Fruitvale_Station_poster

Obviously I’m not American, but even I heard about the shooting of Oscar Grant by the BART Police in Oakland, California in 2009. I was a regular of the Quarter to Three forum at that time and I remember forum regulars who are Bay Area residents being abuzz over the incident. The incident resulted in Grant’s death and triggered huge protests and riots due to how widely amateur videos filmed using mobile telephones and personal cameras were disseminated online.

Fruitvale Station then is a fictionalized account of the last 24 hours of Grant’s life made by a first-time director, Ryan Coogler. On the whole it is a rather unremarkable day as we follow Grant as he goes about his daily routine, taking his daughter to pre-school and his Latina girlfriend to work, buying shrimp for his mother’s birthday dinner later that night and so on. The authenticity and mundaneness of Grant’s home life actually makes these scenes engrossing, an intimate view of the lives of black Americans that we don’t see very often.

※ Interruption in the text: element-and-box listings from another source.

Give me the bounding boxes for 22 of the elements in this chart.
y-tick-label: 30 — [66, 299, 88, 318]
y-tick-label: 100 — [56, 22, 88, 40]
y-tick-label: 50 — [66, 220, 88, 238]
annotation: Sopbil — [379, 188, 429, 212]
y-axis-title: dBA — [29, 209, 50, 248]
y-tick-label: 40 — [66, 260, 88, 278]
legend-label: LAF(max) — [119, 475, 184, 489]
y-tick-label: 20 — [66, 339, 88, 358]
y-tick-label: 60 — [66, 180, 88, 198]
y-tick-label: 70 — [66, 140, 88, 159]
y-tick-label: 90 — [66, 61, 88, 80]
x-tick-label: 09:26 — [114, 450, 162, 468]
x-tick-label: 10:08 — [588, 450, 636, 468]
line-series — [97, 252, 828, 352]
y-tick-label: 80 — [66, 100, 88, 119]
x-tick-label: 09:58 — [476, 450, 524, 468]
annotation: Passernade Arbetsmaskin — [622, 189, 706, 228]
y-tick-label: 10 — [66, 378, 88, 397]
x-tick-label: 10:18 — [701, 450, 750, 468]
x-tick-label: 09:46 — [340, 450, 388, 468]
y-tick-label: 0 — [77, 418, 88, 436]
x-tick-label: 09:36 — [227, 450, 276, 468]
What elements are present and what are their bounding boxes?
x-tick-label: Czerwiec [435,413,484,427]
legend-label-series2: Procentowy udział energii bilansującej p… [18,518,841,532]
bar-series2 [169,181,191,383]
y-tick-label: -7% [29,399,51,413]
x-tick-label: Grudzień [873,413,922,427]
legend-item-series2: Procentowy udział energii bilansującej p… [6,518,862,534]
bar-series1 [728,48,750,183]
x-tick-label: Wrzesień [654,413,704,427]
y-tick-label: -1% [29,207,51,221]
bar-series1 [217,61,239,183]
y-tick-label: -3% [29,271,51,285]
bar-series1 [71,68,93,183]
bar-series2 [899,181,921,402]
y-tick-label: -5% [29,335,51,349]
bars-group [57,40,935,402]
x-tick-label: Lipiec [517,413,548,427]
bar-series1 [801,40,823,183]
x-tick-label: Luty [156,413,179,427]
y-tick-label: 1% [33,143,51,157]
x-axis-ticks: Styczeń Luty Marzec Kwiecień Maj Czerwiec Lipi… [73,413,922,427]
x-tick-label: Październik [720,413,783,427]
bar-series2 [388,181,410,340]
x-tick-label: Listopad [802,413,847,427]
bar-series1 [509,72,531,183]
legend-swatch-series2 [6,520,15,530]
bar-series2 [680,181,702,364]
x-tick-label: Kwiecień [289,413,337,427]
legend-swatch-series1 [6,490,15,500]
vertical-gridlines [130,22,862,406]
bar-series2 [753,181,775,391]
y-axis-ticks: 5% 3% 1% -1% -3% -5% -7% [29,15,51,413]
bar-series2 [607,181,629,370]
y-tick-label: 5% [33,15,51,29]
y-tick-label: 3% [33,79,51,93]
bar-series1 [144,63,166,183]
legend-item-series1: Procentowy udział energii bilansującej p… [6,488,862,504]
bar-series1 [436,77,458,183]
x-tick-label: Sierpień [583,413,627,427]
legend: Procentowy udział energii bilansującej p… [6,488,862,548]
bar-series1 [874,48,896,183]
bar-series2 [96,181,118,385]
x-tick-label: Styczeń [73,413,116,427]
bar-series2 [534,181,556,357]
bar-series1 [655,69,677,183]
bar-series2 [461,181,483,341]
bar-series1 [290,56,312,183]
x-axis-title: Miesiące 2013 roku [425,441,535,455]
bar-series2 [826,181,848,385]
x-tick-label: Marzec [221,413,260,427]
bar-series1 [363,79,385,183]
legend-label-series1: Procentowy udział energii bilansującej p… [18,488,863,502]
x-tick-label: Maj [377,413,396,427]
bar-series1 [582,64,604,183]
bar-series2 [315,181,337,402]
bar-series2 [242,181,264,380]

Unfortunately Coogler goes out of his way to depict Grant as a fundamentally good man in order to reinforce the injustice of what happened to him. True, he isn’t without his flaws: he has done a stint in jail, cheated on his girlfriend and apparently lost his job because he didn’t take the responsibility seriously enough. But Cooger is careful to ensure that the weaker sides of Grant are talked about but not shown to audiences on-screen. What we do see is Grant helping strangers, doting on his daughter, resolving to make an honest living and so on. Coogler even resorts to a fabricated pet-the-dog scene to ram home what a decent guy Grant is.

This overt bias pretty much ruins any sympathy I may have for the director’s motives and makes me suspicious of how many of the too perfect to be true details in here are fake. Coogler even cast Kevin Durand, who has made a career out of playing villains, as the BART police officer who bullies Grant and his friends, which is plain lazy film-making. Grant’s almost saintly pose in the film poster shown here is more evidence of how ham-fistedly the film is trying to drive the narrative in a single direction.

To be fair, there are a lot of other things to like in this film. Michael B. Jordan performance fits the role like a glove and Coogler shows a remarkable amount of talent in many lesser details. In one scene on the BART train, we see a black man with a hood and a heavy coat and we’re led to think he may be up to no good. Then he flips open his coat, pulls out a pair of speakers and everyone starts partying to his tunes. That’s as good a statement on racial stereotypes as any without needing to be attention-grabbing.

Grant’s story does deserve to be told but the truth is that what happened to him was a gross injustice regardless of whether or not he was a good man. Fruitvale Station would have been a much stronger film if the director had been more willing to trust in that fundamental principle. A decent effort by a first-time director but it can be done better.